O que pode ser feito
O estudo enfatiza a necessidade urgente de ampliar a rede de áreas protegidas do Cerrado e de fortalecer políticas ambientais que impeçam o avanço do desmatamento.
“Boa parte das espécies endêmicas está pouco protegida em parques e reservas. Para solucionar isso, é preciso criar novas áreas protegidas, em diferentes regiões e porções do Cerrado, evitando que toda a distribuição de uma dada espécie fique completamente descoberta por UCs”, finaliza o especialista.

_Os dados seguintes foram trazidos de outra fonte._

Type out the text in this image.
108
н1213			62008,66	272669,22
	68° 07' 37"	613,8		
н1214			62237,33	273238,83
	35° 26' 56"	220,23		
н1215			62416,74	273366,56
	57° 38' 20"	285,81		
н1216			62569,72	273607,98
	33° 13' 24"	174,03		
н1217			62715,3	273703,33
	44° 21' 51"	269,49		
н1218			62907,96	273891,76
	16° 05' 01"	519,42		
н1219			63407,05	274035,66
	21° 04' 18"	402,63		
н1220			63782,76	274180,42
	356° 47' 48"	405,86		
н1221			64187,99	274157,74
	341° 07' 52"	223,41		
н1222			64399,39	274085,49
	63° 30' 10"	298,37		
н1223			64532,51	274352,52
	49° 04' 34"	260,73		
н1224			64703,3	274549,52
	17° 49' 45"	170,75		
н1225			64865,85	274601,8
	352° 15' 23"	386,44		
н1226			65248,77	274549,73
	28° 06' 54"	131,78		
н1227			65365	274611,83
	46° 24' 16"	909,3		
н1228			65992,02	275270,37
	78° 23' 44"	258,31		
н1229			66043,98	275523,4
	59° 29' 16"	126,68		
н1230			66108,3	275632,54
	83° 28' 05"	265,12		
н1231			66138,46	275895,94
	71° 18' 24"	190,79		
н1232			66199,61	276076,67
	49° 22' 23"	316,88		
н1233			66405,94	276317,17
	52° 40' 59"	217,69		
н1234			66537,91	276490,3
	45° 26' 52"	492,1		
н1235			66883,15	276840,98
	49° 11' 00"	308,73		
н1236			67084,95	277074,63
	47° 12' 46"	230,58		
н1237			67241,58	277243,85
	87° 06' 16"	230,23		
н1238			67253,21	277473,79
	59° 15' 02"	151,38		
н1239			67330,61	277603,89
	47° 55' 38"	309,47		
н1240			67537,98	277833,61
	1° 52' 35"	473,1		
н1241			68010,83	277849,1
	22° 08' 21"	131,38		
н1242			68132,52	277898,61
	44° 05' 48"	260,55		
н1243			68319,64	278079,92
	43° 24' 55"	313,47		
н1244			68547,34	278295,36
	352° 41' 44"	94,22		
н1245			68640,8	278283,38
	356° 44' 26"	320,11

Além disso, os cientistas sugerem que a restauração ecológica pode ser uma estratégia valiosa para mitigar a perda de biodiversidade. Incentivos para a criação de reservas particulares e programas de recuperação de áreas degradadas são medidas que podem ajudar a garantir a sobrevivência da fauna do Cerrado.
Cada pessoa pode contribuir para a conservação do Cerrado. Apoiar iniciativas de preservação, cobrar políticas públicas mais eficazes, consumir produtos de origem sustentável e disseminar informações sobre a importância do bioma são algumas formas de ajudar.